A space probe is launched from earth, headed for deep space. At a distance of 15,000 miles from the Earth center, the gravitational force on it is 800 lb.

Answer 1

Answer: 200 lb

Step-by-step explanation:

The rest of the question is written below:

What is the size of the force when it is at 30,000 miles from the Earth's center?

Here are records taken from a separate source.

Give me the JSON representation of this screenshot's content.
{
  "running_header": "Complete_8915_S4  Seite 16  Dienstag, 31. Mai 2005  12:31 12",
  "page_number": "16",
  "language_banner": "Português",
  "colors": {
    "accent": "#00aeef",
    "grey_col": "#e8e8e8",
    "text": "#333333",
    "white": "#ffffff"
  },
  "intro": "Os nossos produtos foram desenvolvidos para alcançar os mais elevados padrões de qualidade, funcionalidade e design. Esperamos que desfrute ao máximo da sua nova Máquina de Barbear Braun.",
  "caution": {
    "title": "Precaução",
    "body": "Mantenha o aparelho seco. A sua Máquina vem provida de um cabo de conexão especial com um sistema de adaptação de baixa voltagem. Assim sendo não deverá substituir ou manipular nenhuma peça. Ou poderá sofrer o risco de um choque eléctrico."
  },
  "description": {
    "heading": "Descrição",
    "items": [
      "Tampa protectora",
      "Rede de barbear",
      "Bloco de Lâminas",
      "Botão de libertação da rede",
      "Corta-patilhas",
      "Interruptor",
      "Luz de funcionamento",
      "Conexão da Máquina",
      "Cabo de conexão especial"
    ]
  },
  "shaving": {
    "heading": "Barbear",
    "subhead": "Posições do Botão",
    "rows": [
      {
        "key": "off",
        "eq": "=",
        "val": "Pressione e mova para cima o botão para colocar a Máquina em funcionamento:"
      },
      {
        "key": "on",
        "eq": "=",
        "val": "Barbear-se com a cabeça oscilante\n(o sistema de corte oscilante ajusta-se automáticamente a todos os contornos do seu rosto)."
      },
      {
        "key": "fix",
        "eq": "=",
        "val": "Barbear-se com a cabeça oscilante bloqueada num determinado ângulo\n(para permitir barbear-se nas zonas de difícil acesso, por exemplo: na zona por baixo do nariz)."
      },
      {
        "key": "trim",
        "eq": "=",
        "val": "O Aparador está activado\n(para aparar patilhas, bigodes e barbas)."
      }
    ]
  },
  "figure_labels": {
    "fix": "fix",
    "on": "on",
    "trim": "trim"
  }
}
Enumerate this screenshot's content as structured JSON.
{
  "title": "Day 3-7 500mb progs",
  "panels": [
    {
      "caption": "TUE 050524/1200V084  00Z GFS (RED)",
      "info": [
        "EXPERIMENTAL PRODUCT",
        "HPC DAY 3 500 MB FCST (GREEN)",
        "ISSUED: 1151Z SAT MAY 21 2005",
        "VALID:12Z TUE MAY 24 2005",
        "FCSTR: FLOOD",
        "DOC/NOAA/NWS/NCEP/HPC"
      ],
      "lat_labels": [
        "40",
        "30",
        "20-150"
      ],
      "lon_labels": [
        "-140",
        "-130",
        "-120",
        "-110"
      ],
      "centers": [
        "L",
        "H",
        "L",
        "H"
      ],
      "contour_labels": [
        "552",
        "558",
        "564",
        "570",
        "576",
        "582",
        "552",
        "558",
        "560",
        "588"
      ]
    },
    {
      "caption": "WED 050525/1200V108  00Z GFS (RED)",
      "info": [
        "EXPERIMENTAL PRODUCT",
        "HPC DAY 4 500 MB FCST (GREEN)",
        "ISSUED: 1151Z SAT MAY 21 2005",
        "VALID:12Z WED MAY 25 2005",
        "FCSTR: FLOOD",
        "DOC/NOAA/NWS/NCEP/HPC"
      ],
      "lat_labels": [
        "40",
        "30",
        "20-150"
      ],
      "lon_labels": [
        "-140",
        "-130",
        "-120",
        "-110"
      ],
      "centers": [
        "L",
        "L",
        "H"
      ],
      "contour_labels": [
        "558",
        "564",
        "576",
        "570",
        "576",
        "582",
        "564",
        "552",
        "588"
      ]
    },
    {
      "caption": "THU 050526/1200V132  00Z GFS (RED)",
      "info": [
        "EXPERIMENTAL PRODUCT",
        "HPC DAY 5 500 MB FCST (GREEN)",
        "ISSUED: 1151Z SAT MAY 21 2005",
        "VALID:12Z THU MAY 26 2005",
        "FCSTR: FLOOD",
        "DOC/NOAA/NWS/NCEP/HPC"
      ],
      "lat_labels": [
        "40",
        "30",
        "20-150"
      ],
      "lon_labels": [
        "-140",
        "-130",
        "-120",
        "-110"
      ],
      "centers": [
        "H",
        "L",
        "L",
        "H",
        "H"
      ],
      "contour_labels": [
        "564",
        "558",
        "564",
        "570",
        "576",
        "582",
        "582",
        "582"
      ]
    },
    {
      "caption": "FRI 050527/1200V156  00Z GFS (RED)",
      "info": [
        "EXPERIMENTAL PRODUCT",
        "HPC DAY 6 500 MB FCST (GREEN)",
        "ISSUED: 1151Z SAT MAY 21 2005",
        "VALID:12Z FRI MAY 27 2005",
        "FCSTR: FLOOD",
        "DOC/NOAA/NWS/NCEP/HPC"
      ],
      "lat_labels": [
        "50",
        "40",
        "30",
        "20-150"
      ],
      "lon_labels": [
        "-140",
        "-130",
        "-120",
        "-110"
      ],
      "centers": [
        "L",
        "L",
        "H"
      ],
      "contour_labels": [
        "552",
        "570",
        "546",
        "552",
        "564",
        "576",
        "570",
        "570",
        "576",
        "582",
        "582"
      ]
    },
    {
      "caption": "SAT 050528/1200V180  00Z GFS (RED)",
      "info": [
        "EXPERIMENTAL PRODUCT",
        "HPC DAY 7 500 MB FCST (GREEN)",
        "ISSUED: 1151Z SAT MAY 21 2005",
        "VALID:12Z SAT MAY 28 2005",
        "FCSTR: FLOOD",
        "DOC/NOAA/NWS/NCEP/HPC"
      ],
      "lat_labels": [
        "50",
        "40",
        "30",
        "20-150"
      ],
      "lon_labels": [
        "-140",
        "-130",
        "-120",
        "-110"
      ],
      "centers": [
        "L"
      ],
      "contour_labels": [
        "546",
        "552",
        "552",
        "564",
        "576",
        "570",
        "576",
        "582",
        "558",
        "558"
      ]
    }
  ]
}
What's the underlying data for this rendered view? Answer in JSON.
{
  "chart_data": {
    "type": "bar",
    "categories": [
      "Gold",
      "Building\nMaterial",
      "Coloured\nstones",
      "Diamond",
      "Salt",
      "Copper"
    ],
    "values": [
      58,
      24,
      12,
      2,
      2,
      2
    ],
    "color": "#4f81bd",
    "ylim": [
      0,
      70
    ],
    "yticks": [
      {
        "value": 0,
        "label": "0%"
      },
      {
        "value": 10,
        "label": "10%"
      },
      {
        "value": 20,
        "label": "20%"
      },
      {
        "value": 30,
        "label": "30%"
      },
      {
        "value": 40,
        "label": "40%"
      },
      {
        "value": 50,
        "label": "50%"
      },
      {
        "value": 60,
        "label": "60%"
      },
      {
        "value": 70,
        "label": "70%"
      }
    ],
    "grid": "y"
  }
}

According to Newton's Universal Law of Gravitation:

`F=G(Mm)/(r^2)` (1)

Where:

`F` is the gravitational force

`G`is the gravitational constant

`M` is the mass of the Earth

`m` is the mass of the probe

`r` is the distance between the Earth and the probe

In this case we have:

`F_(1)=800 lb` gravitational force when the distance is
`r_(1)=15000 mi` and we have to find
`F_(2)` gravitational force when the distance is
`r_(2)=30000 mi`.

Then:

`F_(1)=G(Mm)/(r_(1)^2)` (2)

`F_(2)=G(Mm)/(r_(2)^2)` (3)

Dividing (2) by (3):

`(F_(1))/(F_(2))=(G(Mm)/(r_(1)^2))/(G(Mm)/(r_(2)^2))` (4)

Simplifying:

`(F_(1))/(F_(2))=(r_(2)^2)/(r_(1)^2)` (5)

Finding
`F_(2)`:

`F_(2)=F_(1)(r_(2)^2)/(r_(1)^2)` (6)

`F_(2)=800 lb((15000 mi)^2)/((30000 mi)^2)` (7)

Finally:

`F_(2)=200 lb`